I‘m just bumping this collect some feedback on the WASM idea - we have a more-or-less working prototype on swiftwasm.org (there are still some issues around relocations and relative pointers).

WASM is now the official fourth-supported language for the web after gaining the W3C‘s blessing. Basically all supported (and semi-supported) platforms can run a browser or WASM host in some form. That seems to me to make it an ideal lowest-common-denominator target for bootstrapping a fully-native toolchain.

It appears to be relatively straightforward to port Clang to WASM, so I imagine it shouldn’t be much more difficult to port the Swift compiler, either. (To summarise that talk: WASI provides almost all of POSIX, except a filesystem. Shim in an in-memory filesystem and basically everything „just works“).

If we recognise this port as a „strategic priority“, I‘m sure we could get the remaining issues resolved without a huge amount of work.

Personally, I don’t know enough about linkers to help with that issue. I’ve been reading up to try and help, but since so many languages already compile to WASM without issue, I get the feeling there is an obvious solution that somebody with more knowledge would immediately spot. If we recognised the strategic importance of a WASM port, maybe somebody such as @Joe_Groff or @John_McCall would be able to spend some time helping us bring the port up? (Come on guys, it’s Christmas-time! :pray:)
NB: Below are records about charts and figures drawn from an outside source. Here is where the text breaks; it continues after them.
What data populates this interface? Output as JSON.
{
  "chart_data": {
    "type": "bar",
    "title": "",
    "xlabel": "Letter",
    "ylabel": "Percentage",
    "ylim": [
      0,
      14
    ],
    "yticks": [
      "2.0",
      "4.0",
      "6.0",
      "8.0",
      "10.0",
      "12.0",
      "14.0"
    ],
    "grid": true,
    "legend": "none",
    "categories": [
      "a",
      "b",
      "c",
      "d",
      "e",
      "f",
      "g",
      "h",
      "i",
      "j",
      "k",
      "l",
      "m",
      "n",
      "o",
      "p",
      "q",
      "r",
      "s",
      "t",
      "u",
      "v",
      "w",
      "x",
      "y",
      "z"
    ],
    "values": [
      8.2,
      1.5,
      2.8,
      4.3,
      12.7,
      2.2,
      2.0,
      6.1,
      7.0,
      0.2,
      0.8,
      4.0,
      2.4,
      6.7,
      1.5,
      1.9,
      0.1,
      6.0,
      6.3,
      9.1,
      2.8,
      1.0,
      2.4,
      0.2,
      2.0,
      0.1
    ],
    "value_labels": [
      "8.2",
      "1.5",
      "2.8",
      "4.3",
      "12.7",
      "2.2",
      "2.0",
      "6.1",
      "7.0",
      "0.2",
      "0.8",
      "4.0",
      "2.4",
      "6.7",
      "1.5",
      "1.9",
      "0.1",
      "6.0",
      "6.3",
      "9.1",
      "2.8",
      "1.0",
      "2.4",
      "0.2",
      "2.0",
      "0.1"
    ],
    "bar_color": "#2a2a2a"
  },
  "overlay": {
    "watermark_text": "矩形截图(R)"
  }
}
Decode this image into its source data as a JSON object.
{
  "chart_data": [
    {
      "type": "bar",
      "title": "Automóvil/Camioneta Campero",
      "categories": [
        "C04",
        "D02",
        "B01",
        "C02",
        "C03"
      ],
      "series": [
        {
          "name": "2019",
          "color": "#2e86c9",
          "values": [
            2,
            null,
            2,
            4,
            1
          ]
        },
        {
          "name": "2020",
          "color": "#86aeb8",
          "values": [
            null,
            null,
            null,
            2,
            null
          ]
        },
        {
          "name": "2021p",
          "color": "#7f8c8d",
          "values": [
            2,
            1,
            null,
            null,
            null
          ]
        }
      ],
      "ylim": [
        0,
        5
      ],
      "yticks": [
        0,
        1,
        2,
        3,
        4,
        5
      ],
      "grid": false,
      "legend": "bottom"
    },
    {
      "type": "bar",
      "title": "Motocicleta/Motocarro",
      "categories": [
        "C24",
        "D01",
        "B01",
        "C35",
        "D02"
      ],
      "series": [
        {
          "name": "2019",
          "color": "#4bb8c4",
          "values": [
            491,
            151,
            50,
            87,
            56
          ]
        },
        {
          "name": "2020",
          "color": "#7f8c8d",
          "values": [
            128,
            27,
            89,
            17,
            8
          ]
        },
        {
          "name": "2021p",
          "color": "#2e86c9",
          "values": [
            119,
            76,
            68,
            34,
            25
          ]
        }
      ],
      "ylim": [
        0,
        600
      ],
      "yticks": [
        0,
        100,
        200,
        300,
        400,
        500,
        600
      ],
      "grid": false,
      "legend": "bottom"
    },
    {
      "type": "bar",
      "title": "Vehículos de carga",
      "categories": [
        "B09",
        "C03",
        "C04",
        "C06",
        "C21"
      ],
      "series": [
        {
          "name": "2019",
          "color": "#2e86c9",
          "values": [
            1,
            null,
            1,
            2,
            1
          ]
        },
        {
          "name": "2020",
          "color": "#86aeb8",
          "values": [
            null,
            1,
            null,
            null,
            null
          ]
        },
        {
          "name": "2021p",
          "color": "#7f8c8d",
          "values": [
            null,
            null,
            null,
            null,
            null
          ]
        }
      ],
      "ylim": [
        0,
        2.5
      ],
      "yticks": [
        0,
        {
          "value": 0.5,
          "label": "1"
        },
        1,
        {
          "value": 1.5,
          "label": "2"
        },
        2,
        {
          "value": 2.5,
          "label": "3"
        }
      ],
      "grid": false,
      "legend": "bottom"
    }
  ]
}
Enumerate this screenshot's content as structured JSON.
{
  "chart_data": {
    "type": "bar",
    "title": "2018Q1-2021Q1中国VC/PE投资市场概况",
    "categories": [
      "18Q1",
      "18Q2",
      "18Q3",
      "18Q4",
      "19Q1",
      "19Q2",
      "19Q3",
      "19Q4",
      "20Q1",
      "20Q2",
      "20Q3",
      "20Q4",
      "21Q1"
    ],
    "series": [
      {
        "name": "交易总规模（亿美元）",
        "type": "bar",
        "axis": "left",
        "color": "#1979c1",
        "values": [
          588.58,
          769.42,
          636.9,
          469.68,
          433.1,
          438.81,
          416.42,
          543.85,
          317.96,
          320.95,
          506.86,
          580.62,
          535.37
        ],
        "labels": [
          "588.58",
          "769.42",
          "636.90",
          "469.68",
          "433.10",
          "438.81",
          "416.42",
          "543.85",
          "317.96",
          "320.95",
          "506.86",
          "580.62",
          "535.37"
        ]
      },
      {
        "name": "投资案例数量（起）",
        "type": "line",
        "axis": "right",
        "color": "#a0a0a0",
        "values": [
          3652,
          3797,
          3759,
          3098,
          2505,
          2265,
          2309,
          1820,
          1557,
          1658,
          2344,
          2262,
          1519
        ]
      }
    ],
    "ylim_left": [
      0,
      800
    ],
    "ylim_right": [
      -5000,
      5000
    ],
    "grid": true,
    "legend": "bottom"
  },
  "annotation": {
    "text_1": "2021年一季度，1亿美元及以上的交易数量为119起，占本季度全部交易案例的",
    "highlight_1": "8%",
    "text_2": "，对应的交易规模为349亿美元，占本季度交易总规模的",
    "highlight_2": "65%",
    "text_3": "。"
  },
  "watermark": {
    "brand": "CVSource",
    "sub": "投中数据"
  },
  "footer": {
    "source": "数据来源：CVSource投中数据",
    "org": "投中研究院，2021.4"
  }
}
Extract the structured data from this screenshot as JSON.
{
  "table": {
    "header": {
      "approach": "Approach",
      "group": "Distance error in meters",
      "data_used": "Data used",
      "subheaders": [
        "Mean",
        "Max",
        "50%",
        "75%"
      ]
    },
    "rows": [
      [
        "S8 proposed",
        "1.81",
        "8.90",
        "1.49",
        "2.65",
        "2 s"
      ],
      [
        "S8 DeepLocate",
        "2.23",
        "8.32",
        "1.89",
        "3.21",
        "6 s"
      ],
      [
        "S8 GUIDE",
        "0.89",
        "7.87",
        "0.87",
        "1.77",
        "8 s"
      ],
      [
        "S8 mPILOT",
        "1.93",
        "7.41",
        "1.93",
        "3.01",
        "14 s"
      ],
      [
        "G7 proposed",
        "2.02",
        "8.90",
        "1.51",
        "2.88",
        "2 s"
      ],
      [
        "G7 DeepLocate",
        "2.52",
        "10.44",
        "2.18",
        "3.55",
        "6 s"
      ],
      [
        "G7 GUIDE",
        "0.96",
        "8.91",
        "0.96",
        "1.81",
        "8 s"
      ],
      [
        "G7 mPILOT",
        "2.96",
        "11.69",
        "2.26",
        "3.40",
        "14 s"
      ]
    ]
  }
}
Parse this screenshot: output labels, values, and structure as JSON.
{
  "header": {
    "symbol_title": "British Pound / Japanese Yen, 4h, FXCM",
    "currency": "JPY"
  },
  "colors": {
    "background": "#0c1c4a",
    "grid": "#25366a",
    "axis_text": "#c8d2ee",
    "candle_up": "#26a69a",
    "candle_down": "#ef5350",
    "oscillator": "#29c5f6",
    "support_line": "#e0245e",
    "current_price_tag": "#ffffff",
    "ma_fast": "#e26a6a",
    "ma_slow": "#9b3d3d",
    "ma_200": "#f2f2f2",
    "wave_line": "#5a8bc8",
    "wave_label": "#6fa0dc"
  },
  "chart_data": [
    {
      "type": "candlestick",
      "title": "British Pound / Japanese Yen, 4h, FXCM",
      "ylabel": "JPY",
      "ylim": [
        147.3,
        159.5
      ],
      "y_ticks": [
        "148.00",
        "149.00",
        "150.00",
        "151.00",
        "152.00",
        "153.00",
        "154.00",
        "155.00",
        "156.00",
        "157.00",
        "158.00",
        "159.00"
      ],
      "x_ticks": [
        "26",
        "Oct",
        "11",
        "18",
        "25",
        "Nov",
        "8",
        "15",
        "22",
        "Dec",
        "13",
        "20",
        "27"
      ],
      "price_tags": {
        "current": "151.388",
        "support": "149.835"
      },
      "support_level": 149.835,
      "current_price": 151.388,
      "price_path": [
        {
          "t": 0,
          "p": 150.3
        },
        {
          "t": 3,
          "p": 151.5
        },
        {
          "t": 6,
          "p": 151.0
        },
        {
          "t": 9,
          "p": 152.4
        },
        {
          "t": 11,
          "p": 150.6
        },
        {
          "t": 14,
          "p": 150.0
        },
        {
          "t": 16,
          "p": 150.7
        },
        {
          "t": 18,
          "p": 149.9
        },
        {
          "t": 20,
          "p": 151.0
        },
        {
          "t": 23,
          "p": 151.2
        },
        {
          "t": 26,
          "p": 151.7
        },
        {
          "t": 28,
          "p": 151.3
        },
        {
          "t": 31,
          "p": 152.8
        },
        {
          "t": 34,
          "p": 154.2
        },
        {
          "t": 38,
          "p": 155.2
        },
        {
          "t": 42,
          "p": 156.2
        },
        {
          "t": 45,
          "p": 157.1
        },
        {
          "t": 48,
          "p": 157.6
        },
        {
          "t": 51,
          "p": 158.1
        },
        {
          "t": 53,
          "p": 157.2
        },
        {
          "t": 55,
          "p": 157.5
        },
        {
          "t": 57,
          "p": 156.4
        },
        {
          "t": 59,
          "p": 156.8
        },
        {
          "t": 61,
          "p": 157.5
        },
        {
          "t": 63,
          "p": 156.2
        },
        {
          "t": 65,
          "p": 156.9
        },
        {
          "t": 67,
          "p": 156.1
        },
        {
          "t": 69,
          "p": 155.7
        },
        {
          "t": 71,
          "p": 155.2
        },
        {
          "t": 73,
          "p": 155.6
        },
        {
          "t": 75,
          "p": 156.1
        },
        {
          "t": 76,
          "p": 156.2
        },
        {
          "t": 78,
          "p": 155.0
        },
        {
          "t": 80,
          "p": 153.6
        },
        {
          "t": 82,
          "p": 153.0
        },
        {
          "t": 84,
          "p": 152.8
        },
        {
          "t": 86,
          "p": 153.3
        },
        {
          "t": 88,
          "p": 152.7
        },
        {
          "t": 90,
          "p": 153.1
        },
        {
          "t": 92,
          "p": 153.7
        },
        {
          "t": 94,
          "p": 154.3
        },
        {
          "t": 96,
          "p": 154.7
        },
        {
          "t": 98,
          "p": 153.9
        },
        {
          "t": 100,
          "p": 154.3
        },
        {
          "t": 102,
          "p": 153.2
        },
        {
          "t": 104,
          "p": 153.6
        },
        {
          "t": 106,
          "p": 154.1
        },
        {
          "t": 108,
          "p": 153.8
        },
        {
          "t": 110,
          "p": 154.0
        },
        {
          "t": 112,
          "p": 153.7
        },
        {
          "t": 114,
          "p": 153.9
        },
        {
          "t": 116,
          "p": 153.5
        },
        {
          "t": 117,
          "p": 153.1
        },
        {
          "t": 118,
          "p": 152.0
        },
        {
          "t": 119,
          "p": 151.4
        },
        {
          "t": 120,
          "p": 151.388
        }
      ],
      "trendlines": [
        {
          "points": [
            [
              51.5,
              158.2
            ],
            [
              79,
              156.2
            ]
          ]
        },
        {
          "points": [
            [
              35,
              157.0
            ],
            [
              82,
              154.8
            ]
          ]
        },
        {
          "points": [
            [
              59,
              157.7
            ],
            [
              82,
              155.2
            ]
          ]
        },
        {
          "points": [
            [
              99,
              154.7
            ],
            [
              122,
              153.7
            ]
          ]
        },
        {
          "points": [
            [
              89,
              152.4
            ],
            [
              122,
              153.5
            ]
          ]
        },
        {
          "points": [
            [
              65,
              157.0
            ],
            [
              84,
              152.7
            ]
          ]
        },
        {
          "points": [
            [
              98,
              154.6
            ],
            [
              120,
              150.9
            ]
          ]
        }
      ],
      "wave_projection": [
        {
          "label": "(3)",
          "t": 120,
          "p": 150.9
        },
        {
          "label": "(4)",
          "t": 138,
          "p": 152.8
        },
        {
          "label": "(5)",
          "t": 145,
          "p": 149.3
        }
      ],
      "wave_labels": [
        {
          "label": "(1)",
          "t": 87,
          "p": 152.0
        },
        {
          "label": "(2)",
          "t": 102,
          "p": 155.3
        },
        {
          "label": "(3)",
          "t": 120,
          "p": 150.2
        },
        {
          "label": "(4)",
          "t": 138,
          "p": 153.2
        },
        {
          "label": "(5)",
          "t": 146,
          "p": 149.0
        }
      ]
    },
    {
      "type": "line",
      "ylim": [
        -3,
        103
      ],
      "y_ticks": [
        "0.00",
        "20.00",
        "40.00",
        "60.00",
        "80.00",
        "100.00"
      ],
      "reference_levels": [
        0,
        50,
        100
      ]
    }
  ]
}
EDIT: another benefit of using WASM to bootstrap - it means the swift-driver project and any other parts of the compiler written in Swift would be able to use the latest language features. We don’t need to care about which version of Swift is already installed on your platform, because we won’t use that compiler — we’ll execute a WASM version of the latest Swift compiler, supporting all the latest stuff, which runs in a sandbox but can output a fully-native version of the compiler - including any portions that may be written in Swift itself.